The NHS insists lessons have been learned after a Derbyshire GP took her own life.

As previously reported, Dr Wendy Potts was suspended from work and under investigation after she wrote a blog about her battle with bipolar disorder.

One of Dr Potts' patients read the post and complained to her surgery, questioning whether she should be practicing as a GP when she had the mental disorder.

The 46-year-old mother was later found hanged at her home on Hayfield Road, Chapel-en-le-Frith.

During an inquest on Monday, coroner James Newman concluded Dr Potts died by suicide on November 24, 2015, and said: "It seems to me the suspension and investigation was something of a sledgehammer being used to crack a nut.

"The investigation process lost sight that Dr Potts was a human being."

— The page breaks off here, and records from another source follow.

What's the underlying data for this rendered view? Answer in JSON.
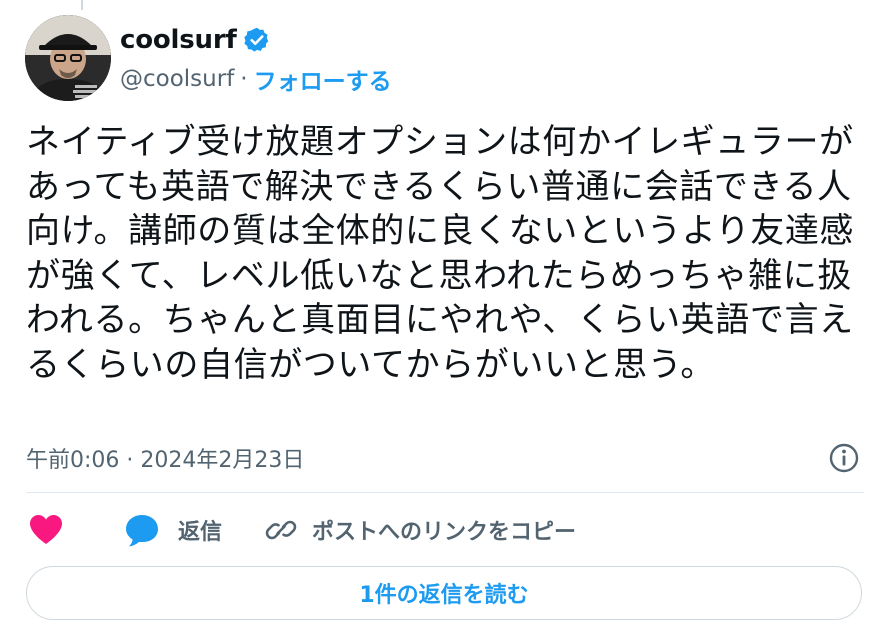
{
  "user": {
    "display_name": "coolsurf",
    "handle": "@coolsurf",
    "separator": "·",
    "follow_label": "フォローする"
  },
  "tweet": {
    "text": "ネイティブ受け放題オプションは何かイレギュラーがあっても英語で解決できるくらい普通に会話できる人向け。講師の質は全体的に良くないというより友達感が強くて、レベル低いなと思われたらめっちゃ雑に扱われる。ちゃんと真面目にやれや、くらい英語で言えるくらいの自信がついてからがいいと思う。",
    "timestamp": "午前0:06 · 2024年2月23日"
  },
  "actions": {
    "reply_label": "返信",
    "copy_link_label": "ポストへのリンクをコピー"
  },
  "read_replies_label": "1件の返信を読む",
  "colors": {
    "accent": "#1d9bf0",
    "like": "#f91880",
    "text": "#0f1419",
    "secondary": "#536471",
    "border": "#cfd9de"
  },
  "icons": {
    "verified": "verified-badge-icon",
    "info": "info-icon",
    "like": "heart-icon",
    "reply": "speech-bubble-icon",
    "link": "link-icon"
  }
}
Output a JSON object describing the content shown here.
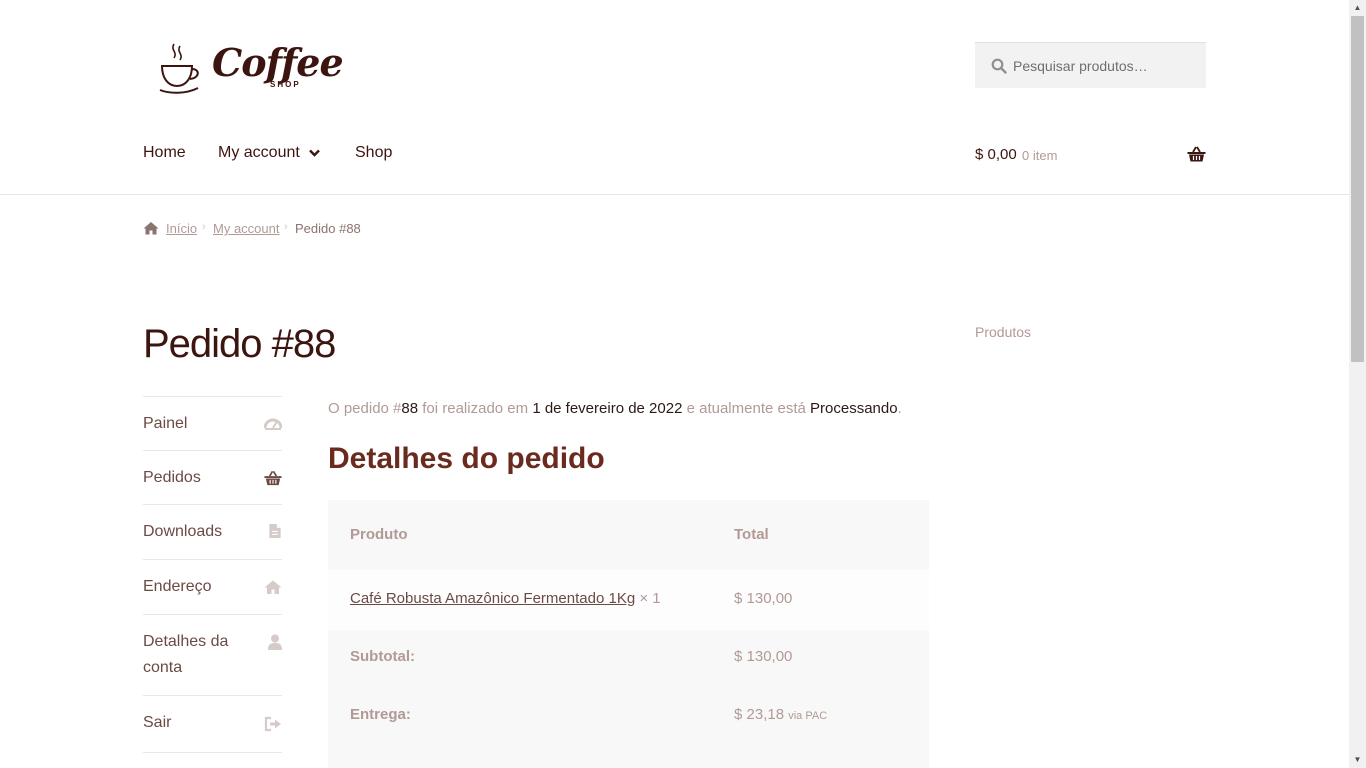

He added that Dr Potts faced 'significant pressure both in her private life and due to her significant responsibilities as a GP'.

Dr Potts worked in Glossop. Today, Dr Richard Preece, medical director and executive lead for quality for the Greater Manchester Health and Social Care Partnership, said: "We extend our heartfelt condolences to the family and friends of Dr Wendy Potts and we continue to hold in our thoughts all those close to Wendy.

"Together with our partners NHS England, we reviewed our procedures and shared this learning nationally to ensure doctors experiencing mental health difficulties receive the support they need in a timely manner.

"Through devolution, we are putting in place a new support hub for GPs who may be struggling with health and work issues."

Mr Newman said he would write to Dr Potts' practice - which was not identified during the inquest - as well as NHS England and the General Medical Council (GMC) to raise concerns about Dr Potts' situation.

However, a GMC spokesman said the case had been dealt with locally and it had only been informed after Dr Potts' death.

The spokesman added: "We are working with GPs and trusts nationally to improve how mental health is handled in the profession."

Paying tribute to Dr Potts on our Facebook page, Samantha Armstrong said: "She was a excellent doctor to my whole family."

Julie Gates said: "She was a lovely, caring doctor. My thoughts are with her family, friends and colleagues. May Dr Potts RIP."